If I'd try to list all of them, I'd probably run out of blackboard space.. so I just said (BEKK, O-GARCH, DCC, etc). In think only in the last 10 years people have come up with more than a dozen interesting MGARCH models and their extensions. So, I am curious if anyone actually successfully applies them in practice. Forecasting Value at Risk perhaps? Portfolio optimization? CAPM Betas? Something else?

These are the usual implications but they have also been applied to model stock returns, build-in indices. These do a pretty good job in practice and usually the difference is from the assumptions on the var-covar matrix.

I'd be interested to know what sort of step sizes people were using (tick, hour, week, quarter etc.) and how many steps (i.e. the term of the projection)

I mostly used DCC and DCC variants with daily observations.
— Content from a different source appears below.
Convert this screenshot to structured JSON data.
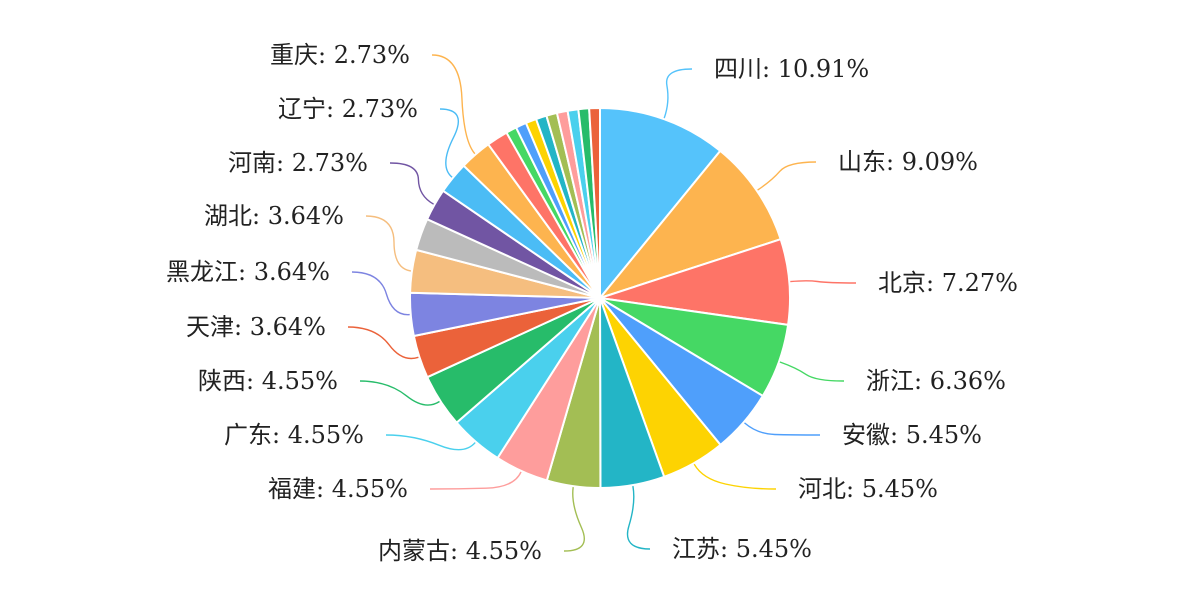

I never used any GARCH models but to me they seem to be inferior to multivariate stochastic volatility models. You can very easily have a Heston type Multidimensional stochastic volatility model in which you could use PCA and work with resulting one dimensional principal components. For example even though you have an asset vector of 120 dimensionss, you could just use ten principle components and multiply their eigenvalues by a common or different stochastic volatility. We can kill the dimensionality by taking projection of 120 dimensional vector on ten eigenvectors that span most of the space in 120 dimensions and then filter each of them. We could then use MLE maximization to calibrate parameters of each principle component to the market data. It is also possible to possible to include negative correlation between stochastic volatility and associated eigenvector. So we have multidimensional simulation, nonlinear filtering and optimization to cope with the problem.I hinted at such a filtering technique in my stochastic basis spreads paper and I will add a lot more about it in the new version of my paper.